Николай внимательно вглядывался в лицо собеседника. Он не только слышал имя этого человека, но и помнил необычные по исполнению его акварели с последней выставки студентов Академии – «Введение в храм» и «Пирующие римляне».

– Корабельный инженер Гриценко. Направляюсь на собеседование к господину Лагорио, ко Льву Феликсовичу. Окончил морское училище в Кронштадте. Неисповедимыми путями попал когда-то в столицу из Томска…

Врубель с размаху ухватил Гриценко за рукав:

– Чего ж ты так долго молчал, земляк? А я-то, поверь, сам родом из Омска!.. Пошли-ка в сторонку… Поговорим пару минут.

…Они уже больше часа сидели на скамье, покрытой лепестками кем-то оставленных с вечера цветов.

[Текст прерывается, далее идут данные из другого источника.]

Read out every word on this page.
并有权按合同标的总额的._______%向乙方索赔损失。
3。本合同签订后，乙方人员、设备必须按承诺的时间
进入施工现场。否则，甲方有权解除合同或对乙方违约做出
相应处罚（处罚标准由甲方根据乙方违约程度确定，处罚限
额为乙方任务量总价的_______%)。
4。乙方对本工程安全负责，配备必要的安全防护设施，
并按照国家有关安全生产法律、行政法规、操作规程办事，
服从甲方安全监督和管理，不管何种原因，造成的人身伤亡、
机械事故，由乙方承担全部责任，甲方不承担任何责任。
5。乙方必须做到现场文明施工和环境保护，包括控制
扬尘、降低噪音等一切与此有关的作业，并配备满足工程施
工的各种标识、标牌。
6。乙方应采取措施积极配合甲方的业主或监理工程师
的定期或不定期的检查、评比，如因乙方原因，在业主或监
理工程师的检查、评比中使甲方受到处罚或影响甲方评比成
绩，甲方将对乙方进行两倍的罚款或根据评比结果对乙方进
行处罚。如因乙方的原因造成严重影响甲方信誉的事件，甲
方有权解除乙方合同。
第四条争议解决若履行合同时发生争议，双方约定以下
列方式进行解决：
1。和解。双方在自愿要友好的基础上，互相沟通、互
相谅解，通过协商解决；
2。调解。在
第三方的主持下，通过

Врубель рассказывал, как он, несостоявшийся юрист, поступал в Академию осенью восьмидесятого и сразу был зачислен в класс Павла Петровича Чистякова.

– Ты представляешь, какие мастера прошли через его руки? Два Василия – Поленов и Суриков. Эти уже вовсю светятся, неистребимые таланты! А Валька Серов – тот вообще забияка в искусстве! Ты погоди, я тебя сведу с ним…Точно, забияка…Он любого разбудит своими величавыми образами Духа! А вот прошел волосатик мимо нас с тобой… Знал бы ты, кто это…

И Врубель показал кому-то, видимому только ему одному, мосластый кулак.

– Нет, ты давай! Если накипело внутри – гони! Не останавливайся! Потом вовек не наверстаешь… Во мне, скажу, задумок – полные закрома… А времени в жизни – в обрез. Кто бы хороший меня раньше к большому делу приобщил… Чувствую: распыляться стал. Из-за того горько. – И задумался. Как-то странно, отрешенно. Даже показалось, что забыл про человека, с которым только что вел доверительный разговор. Потом вроде спохватился, коротко выдохнул:

– Нда!..

– А меня в Томске к живописи приобщил Кошаров. Павел Васильевич…Выпускник Императорской Академии.

– Не уж-то он? Это который в оные времена попал в класс Максима Воробьева да брал уроки у Брюллова и Айвазовского? Надо ж… Про него тут до сих пор такое ходит…Значит, жив старина...— и глянул на Гриценко исподлобья испытывающим взглядом.

– Он меня и к странствиям приобщил. Моряком я через него стал.

– И с каким успехом Кошаров покоряет Сибирь? – крутанул рукой Врубель.

– Учит школяров рисованию и чертежному делу. Был в одно время рисовальщиком при экспедиции Петра Петровича Семенова, много ходил по Тянь-Шаню. Запечатлял природу гор, быт местного населения…Пишет иконы…

– Нда… – снова подвел итог своим размышлениям Врубель.

– Побывал в таких переплетах, что сам удивлялся, как жив остался. Причем, тишайший человек. А каким ему еще быть? – сам себя спросил Гриценко. – У нас в классе, бывало, гвалт, пыль до потолка. А он стоит и руками разводит перед нами сопливыми гимназистами: «Ну, господа, господа!»... Встречался Павел Васильевич однажды с Достоевским. Считал это счастливым случаем.

– Федор Михайлович – мировое исключение. Он в работу включал подсознанье, а оно никогда не подводит. В подсознанье нет фальши, земляк. Вот если б мы смогли подняться на ту высоту.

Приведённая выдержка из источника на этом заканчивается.